Tuesday, February 25, 2014

The Slipping Ladder: Exploring Ladder Heights (Angles) and a Lubricant

Continuing on our slippery themed activities {here, here and here}, we explored when a ladder will slip and fall to the ground.  We, as adults, consider the angle of the ladder when tackling a project, furthermore we take into account the properties of the ground.  One may feel more comfortable with a ladder at a certain angle on rocks compared to on pine needles.

To help our little ones develop this intuition we setup the ladder activity.  The goal of this activity is to adjust the angle of the ladder to determine when the angle that the ladder will fall.  We then changed the surface of the "ground" and repeated the activity to explore if that angle/height changed.

We leaned a ladder (designed for pet birds) against a wooden box.  We began when the ladder was at 90 degrees or straight up and marked the level of the top rung on the box.

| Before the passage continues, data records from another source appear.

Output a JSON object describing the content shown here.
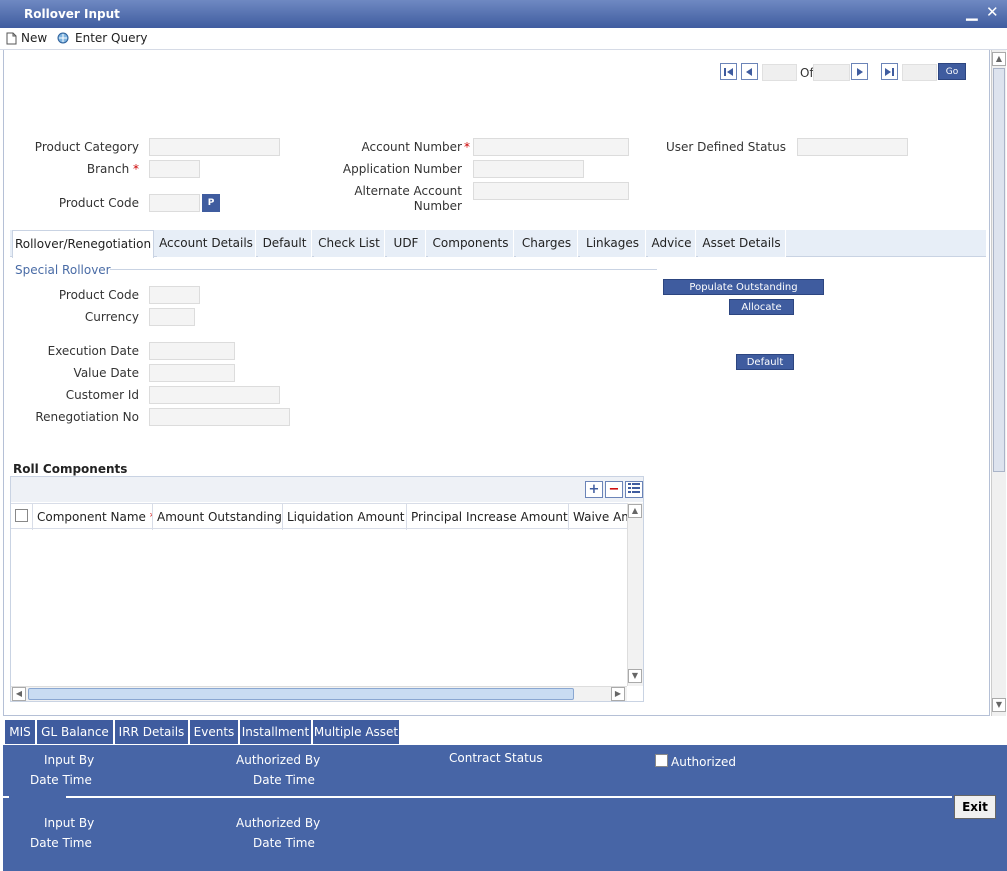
{
  "window": {
    "title": "Rollover Input"
  },
  "toolbar": {
    "new_label": "New",
    "enter_query_label": "Enter Query"
  },
  "pager": {
    "of_label": "Of",
    "go_label": "Go"
  },
  "header_fields": {
    "product_category": "Product Category",
    "branch": "Branch",
    "product_code": "Product Code",
    "p_button": "P",
    "account_number": "Account Number",
    "application_number": "Application Number",
    "alternate_account_line1": "Alternate Account",
    "alternate_account_line2": "Number",
    "user_defined_status": "User Defined Status",
    "required_mark": "*"
  },
  "tabs": [
    {
      "label": "Rollover/Renegotiation"
    },
    {
      "label": "Account Details"
    },
    {
      "label": "Default"
    },
    {
      "label": "Check List"
    },
    {
      "label": "UDF"
    },
    {
      "label": "Components"
    },
    {
      "label": "Charges"
    },
    {
      "label": "Linkages"
    },
    {
      "label": "Advice"
    },
    {
      "label": "Asset Details"
    }
  ],
  "special_rollover": {
    "title": "Special Rollover",
    "product_code": "Product Code",
    "currency": "Currency",
    "execution_date": "Execution Date",
    "value_date": "Value Date",
    "customer_id": "Customer Id",
    "renegotiation_no": "Renegotiation No",
    "populate_outstanding": "Populate Outstanding",
    "allocate": "Allocate",
    "default": "Default"
  },
  "roll_components": {
    "title": "Roll Components",
    "columns": [
      "Component Name",
      "Amount Outstanding",
      "Liquidation Amount",
      "Principal Increase Amount",
      "Waive Am"
    ]
  },
  "bottom_tabs": [
    "MIS",
    "GL Balance",
    "IRR Details",
    "Events",
    "Installment",
    "Multiple Asset"
  ],
  "footer": {
    "input_by": "Input By",
    "date_time": "Date Time",
    "authorized_by": "Authorized By",
    "contract_status": "Contract Status",
    "authorized": "Authorized",
    "exit": "Exit"
  }
}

We then moved the ladder down a little bit (resulting in a smaller angle with the ground).  It did not slip and fall so we marked this level on the box as well.

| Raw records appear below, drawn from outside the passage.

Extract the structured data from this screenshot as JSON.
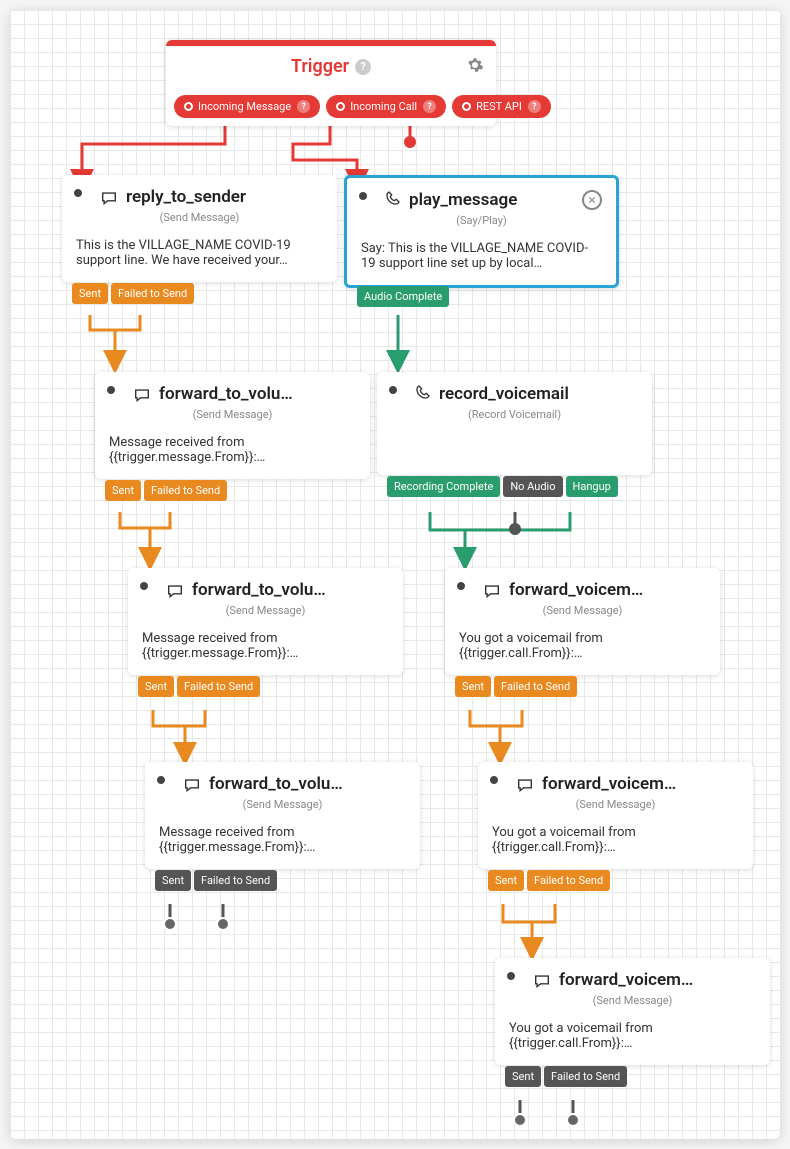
{
  "colors": {
    "trigger": "#e53935",
    "orange": "#e88a1f",
    "green": "#2a9d6f",
    "gray": "#555",
    "selected": "#29a3d6"
  },
  "trigger": {
    "title": "Trigger",
    "outputs": [
      {
        "label": "Incoming Message"
      },
      {
        "label": "Incoming Call"
      },
      {
        "label": "REST API"
      }
    ]
  },
  "widgets": {
    "reply_to_sender": {
      "title": "reply_to_sender",
      "subtitle": "(Send Message)",
      "icon": "message",
      "body": "This is the VILLAGE_NAME COVID-19 support line. We have received your…",
      "outputs": [
        {
          "label": "Sent",
          "color": "orange"
        },
        {
          "label": "Failed to Send",
          "color": "orange"
        }
      ]
    },
    "play_message": {
      "title": "play_message",
      "subtitle": "(Say/Play)",
      "icon": "phone",
      "selected": true,
      "body": "Say: This is the VILLAGE_NAME COVID-19 support line set up by local…",
      "outputs": [
        {
          "label": "Audio Complete",
          "color": "green"
        }
      ]
    },
    "forward_to_volu_1": {
      "title": "forward_to_volu…",
      "subtitle": "(Send Message)",
      "icon": "message",
      "body": "Message received from {{trigger.message.From}}:…",
      "outputs": [
        {
          "label": "Sent",
          "color": "orange"
        },
        {
          "label": "Failed to Send",
          "color": "orange"
        }
      ]
    },
    "record_voicemail": {
      "title": "record_voicemail",
      "subtitle": "(Record Voicemail)",
      "icon": "phone",
      "body": "",
      "outputs": [
        {
          "label": "Recording Complete",
          "color": "green"
        },
        {
          "label": "No Audio",
          "color": "gray"
        },
        {
          "label": "Hangup",
          "color": "green"
        }
      ]
    },
    "forward_to_volu_2": {
      "title": "forward_to_volu…",
      "subtitle": "(Send Message)",
      "icon": "message",
      "body": "Message received from {{trigger.message.From}}:…",
      "outputs": [
        {
          "label": "Sent",
          "color": "orange"
        },
        {
          "label": "Failed to Send",
          "color": "orange"
        }
      ]
    },
    "forward_voicem_1": {
      "title": "forward_voicem…",
      "subtitle": "(Send Message)",
      "icon": "message",
      "body": "You got a voicemail from {{trigger.call.From}}:…",
      "outputs": [
        {
          "label": "Sent",
          "color": "orange"
        },
        {
          "label": "Failed to Send",
          "color": "orange"
        }
      ]
    },
    "forward_to_volu_3": {
      "title": "forward_to_volu…",
      "subtitle": "(Send Message)",
      "icon": "message",
      "body": "Message received from {{trigger.message.From}}:…",
      "outputs": [
        {
          "label": "Sent",
          "color": "gray"
        },
        {
          "label": "Failed to Send",
          "color": "gray"
        }
      ]
    },
    "forward_voicem_2": {
      "title": "forward_voicem…",
      "subtitle": "(Send Message)",
      "icon": "message",
      "body": "You got a voicemail from {{trigger.call.From}}:…",
      "outputs": [
        {
          "label": "Sent",
          "color": "orange"
        },
        {
          "label": "Failed to Send",
          "color": "orange"
        }
      ]
    },
    "forward_voicem_3": {
      "title": "forward_voicem…",
      "subtitle": "(Send Message)",
      "icon": "message",
      "body": "You got a voicemail from {{trigger.call.From}}:…",
      "outputs": [
        {
          "label": "Sent",
          "color": "gray"
        },
        {
          "label": "Failed to Send",
          "color": "gray"
        }
      ]
    }
  }
}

We continued until the ladder could not stay up against the box and slipped and fell.

Now the fun started!  We put a small amount of dishsoap on the foil and poured a bit of water and spread it all around.  The whole surface was nice and slippery.  We spoke about how the surface felt and what we thought might happen to the ladder this time around.

We put the ladder back vertically against the box and repeated the steps trying to match the levels of the ladder before.

This time the ladder slipped at a higher location (larger angle) than before.  The slippery surface had reduced the friction and resulted in the ladder slipping at a higher height.

We hope you enjoy this activity. There are so many ways to expand up on it: putting different lubricants on the surface, making the surface sticky, putting sand or pineneedles on the ground.  You could also have an older child measure the angles with a protractor or calculate the angle after measuring the height.  One more fun idea would be to put a weight (like a person) at the top and see if that makes a difference as well.



  • foil
  • detergent
  • water
  • ladder (or equivalent)
  • paper to mark the heights of the ladder
  • tape to stick down the foil
  • markers 
  1. Place paper for marking the height of the ladder on the wall or on a box.
  2. Tape the foil down in front of it.
  3. Stand the ladder vertically against the paper and mark the height of the top rung.
  4. Move the ladder out at the bottom marking the height each time until the ladder slips and falls down.
  5. Cover your foil with soapy water (mix a small amount of dishsoap with a tablespoon of water and spread over the surface.
  6. Repeat step 3 and 4 until the ladder falls.
  7. Note if the last recorded height was above or below the un-lubricated surface.